Savunmada efor ve doğru kurgu, bazen bireysel savunma yeteneğinden daha önemli olabilir. Thunder da bunun güzel bir örneği aslında. Gençlik ateşinden mi yoksa kendini kanıtlama arzusundan mı bilinmez, ancak Thunder oyuncuları savunmada elinden gelenin en iyisini sahaya yansıttı. Gelecek sezon bu takıma Chet Holmgren gibi bir çember koruyucunun ekleneceğini de unutmamak gerek. Sakatlığı sebebiyle bu sezon hiç parkeye çıkamayan Holmgren, oynayacağı pozisyona göre (4 veya 5) zayıf taraf çember koruyucusu veya ana ikili oyun savunmacısı olarak bu takımı savunmada ilk 10’a yükseltebilir.
4. Shai Gilgeous-Alexander’ın Çıkışı
Hücumda ne kadar takım oyunu oynarsanız oynayın, bir noktada illa ki sahneye çıkıp takımı sürükleyecek bir ana opsiyona ihtiyaç duyarsınız. Shai Gilgeous-Alexander yıllardır bunun sinyallerini veriyordu ama bu sezon apayrı bir seviyeye çıkarak Thunder kulübünün yeni franchise oyuncusu olduğunu kanıtladı. Sezonu 31.4 sayı, 5.5 asist, 1.6 top çalma, 1.0 blok ve %51 şut yüzdesiyle tamamlayan genç yıldız, en çok gelişen oyuncu ödülünde yarışı ikinci sırada tamamladı.

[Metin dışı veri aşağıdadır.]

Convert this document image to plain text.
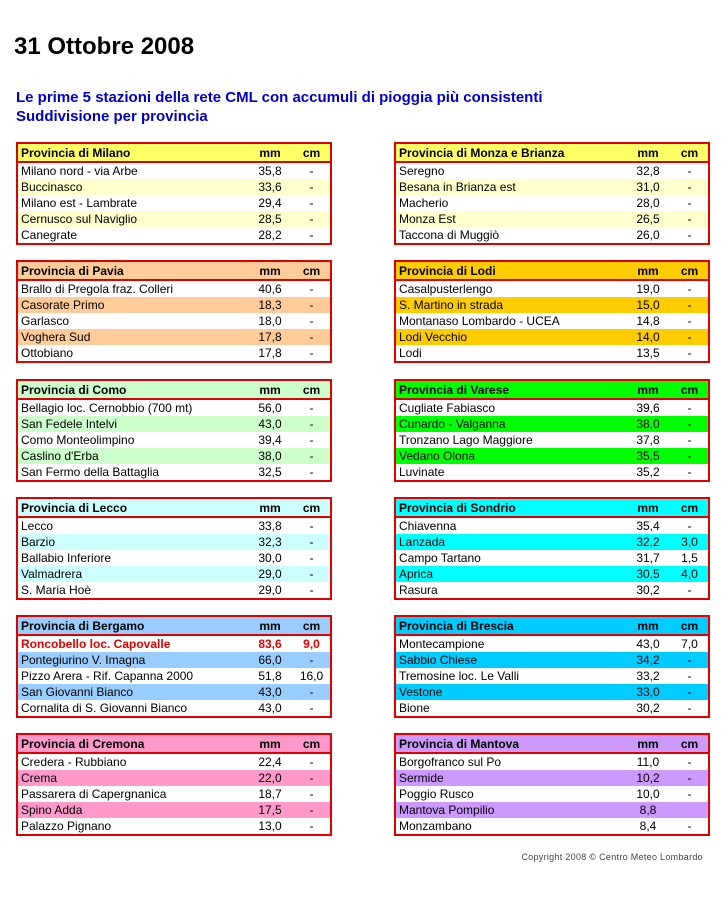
31 Ottobre 2008

Le prime 5 stazioni della rete CML con accumuli di pioggia più consistenti

Suddivisione per provincia

Provincia di Milano	mm	cm
Milano nord - via Arbe	35,8	-
Buccinasco	33,6	-
Milano est - Lambrate	29,4	-
Cernusco sul Naviglio	28,5	-
Canegrate	28,2	-
Provincia di Monza e Brianza	mm	cm
Seregno	32,8	-
Besana in Brianza est	31,0	-
Macherio	28,0	-
Monza Est	26,5	-
Taccona di Muggiò	26,0	-
Provincia di Pavia	mm	cm
Brallo di Pregola fraz. Colleri	40,6	-
Casorate Primo	18,3	-
Garlasco	18,0	-
Voghera Sud	17,8	-
Ottobiano	17,8	-
Provincia di Lodi	mm	cm
Casalpusterlengo	19,0	-
S. Martino in strada	15,0	-
Montanaso Lombardo - UCEA	14,8	-
Lodi Vecchio	14,0	-
Lodi	13,5	-
Provincia di Como	mm	cm
Bellagio loc. Cernobbio (700 mt)	56,0	-
San Fedele Intelvi	43,0	-
Como Monteolimpino	39,4	-
Caslino d'Erba	38,0	-
San Fermo della Battaglia	32,5	-
Provincia di Varese	mm	cm
Cugliate Fabiasco	39,6	-
Cunardo - Valganna	38,0	-
Tronzano Lago Maggiore	37,8	-
Vedano Olona	35,5	-
Luvinate	35,2	-
Provincia di Lecco	mm	cm
Lecco	33,8	-
Barzio	32,3	-
Ballabio Inferiore	30,0	-
Valmadrera	29,0	-
S. Maria Hoè	29,0	-
Provincia di Sondrio	mm	cm
Chiavenna	35,4	-
Lanzada	32,2	3,0
Campo Tartano	31,7	1,5
Aprica	30,5	4,0
Rasura	30,2	-
Provincia di Bergamo	mm	cm
Roncobello loc. Capovalle	83,6	9,0
Pontegiurino V. Imagna	66,0	-
Pizzo Arera - Rif. Capanna 2000	51,8	16,0
San Giovanni Bianco	43,0	-
Cornalita di S. Giovanni Bianco	43,0	-
Provincia di Brescia	mm	cm
Montecampione	43,0	7,0
Sabbio Chiese	34,2	-
Tremosine loc. Le Valli	33,2	-
Vestone	33,0	-
Bione	30,2	-
Provincia di Cremona	mm	cm
Credera - Rubbiano	22,4	-
Crema	22,0	-
Passarera di Capergnanica	18,7	-
Spino Adda	17,5	-
Palazzo Pignano	13,0	-
Provincia di Mantova	mm	cm
Borgofranco sul Po	11,0	-
Sermide	10,2	-
Poggio Rusco	10,0	-
Mantova Pompilio	8,8	
Monzambano	8,4	-
Copyright 2008 © Centro Meteo Lombardo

Geride bıraktığımız iki sezonda sırayla 23.7 sayı ve 24.5 sayı üreten Shai, istatistiklerinde müthiş bir yükseliş yaşadı ama bana kalırsa en önemli gelişimi bu değildi. Topu domine etmeden üretken olmayı, topu elinde öldürmeden takımı yükseltmeyi çok daha iyi öğrendi. Kısaca Shai oynadıkça Thunder, Thunder oynadıkça Shai gelişti. Mavericks ve Hawks gibi takımlarda tüm sistem Luka Doncic ve Trae Young’ın eline bakıyor. Thunder’da ise tüm sistem Shai’nin etrafında işlemiyor ama oyun sık sık onu çağırıyor. Ve oyun onu çağırdığında öne çıkmaktan hiç geri kalmıyor. Kritik anlarda üstlendiği sorumluluklar Thunder’ı birçok kez ipten aldı bu sezon. Gerçekten iyi bir saha içi lidere ve müthiş bir sürükleyici skorere dönüştü.
Bununla birlikte Shai’nin çift yönlü bir oyuncu olması da Thunder’ın işini kolaylaştıran bir unsur. Çünkü iki yönlü yıldızların etrafında yükselmek her zaman daha kolay olmuştur. Hücumda yükün büyük kısmını sırtlayıp savunmada efor göstermeyen ve zaaf yaratabilen yıldızların aksine Shai, sahanın bu kısmında da oyuna ciddi etki etmeye başladı. Absürt savunma uzunlukları (198 cm boy, 211 cm kanat açıklığı) buna son derece elverişli. Shai Gilgeous-Alexander bu sene süper yıldızlık mertebesine giden merdivenleri yarılamayı başardı. Batı’nın son sıralarında bitirmesi beklenen Thunder playoffun kıyısından dönüyorsa, burada takımın yıldızına da kredi vermek şart.